Para Gabriel García Márquez, in memoriam.


HERNÁN SCHILLAGI

lunes, 7 de abril de 2014

Ese oscuro deseo de los objetos




Lunes, sí, otra vez. Fatigo casas de repuestos sobre la bici. ¿A quién se le ocurre tener un auto «modelo español»? Es como poseer una carabela atracada en las lagunas de Guanacache. Así y todo busco el cable del embrague por cuatro o cinco negocios. Algo opaco me llama poderosamente la atención en cada uno: la mugre sobada sobre el monitor y los teclados de las computadoras. Modelos Pentium gerontes devuelven precios actualizados que espantan. Sin embargo me da cierta emoción pensar en el servicio que han brindado todos estos lustros, la fascinación de la maravilla científica al comienzo, las trémulas dudas ante los sistemas informáticos; para luego aporrearlas familiarmente con las manos engrasadas. La tecnología no ha podido quitarnos del todo lo más humano que tenemos: el descuido hacia los objetos.
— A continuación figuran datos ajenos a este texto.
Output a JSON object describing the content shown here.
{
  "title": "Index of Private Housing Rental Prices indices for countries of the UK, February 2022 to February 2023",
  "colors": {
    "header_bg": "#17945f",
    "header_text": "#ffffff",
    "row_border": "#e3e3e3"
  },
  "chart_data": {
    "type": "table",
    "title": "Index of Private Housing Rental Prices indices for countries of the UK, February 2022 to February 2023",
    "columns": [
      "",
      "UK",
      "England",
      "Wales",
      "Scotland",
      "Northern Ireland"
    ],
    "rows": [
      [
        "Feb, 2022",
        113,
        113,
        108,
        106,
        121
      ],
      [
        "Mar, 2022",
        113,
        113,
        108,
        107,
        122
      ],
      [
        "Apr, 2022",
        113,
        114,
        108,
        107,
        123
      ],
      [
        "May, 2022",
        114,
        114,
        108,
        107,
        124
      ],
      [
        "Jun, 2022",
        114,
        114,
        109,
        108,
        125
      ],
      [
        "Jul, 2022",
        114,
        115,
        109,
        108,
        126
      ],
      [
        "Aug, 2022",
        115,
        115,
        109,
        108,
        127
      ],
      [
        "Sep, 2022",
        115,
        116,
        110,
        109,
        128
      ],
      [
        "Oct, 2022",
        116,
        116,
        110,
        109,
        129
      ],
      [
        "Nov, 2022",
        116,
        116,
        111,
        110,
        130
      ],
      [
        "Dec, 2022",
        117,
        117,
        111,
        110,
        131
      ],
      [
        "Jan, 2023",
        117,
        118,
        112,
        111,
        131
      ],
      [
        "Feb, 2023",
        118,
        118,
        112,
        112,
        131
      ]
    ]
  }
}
Igualmente, le puse candado a la bicicleta cada vez antes de entrar. Nunca se sabe.


HERNÁN SCHILLAGI

sábado, 5 de abril de 2014

Poesía en la vereda



Sábado bien temprano. Termino de escribir una reseña a "Sobrevenir", el nuevo libro de Jorge Leonidas Escudero, donde he leído cosas inquietantes como esta: "dejá de pensar estupideces / salí a la calle a ver si hallás / algo que te alegre...". Miro por la ventana y el árbol, "alegremente", ha vaciado su arsenal de hojas sobre la vereda y la cuneta. Escoba y palita en mano le hago frente. De pronto, una pareja de novios se me sobreviene ataviados para un casamiento matinal. Vestido largo ella, traje impecable él. Detuve el barrido, la nube de polvo no se dio por enterada. Pasaron como si yo no existiera. Ya estaban adentro de la fiesta. Tal vez, leer poesía sea eso: una fiesta ajena que mirás pasar, pero que te da las fuerzas necesarias para barrer con todo lo que se ponga enfrente. "Dejá de pensar estupideces", me repite Escudero.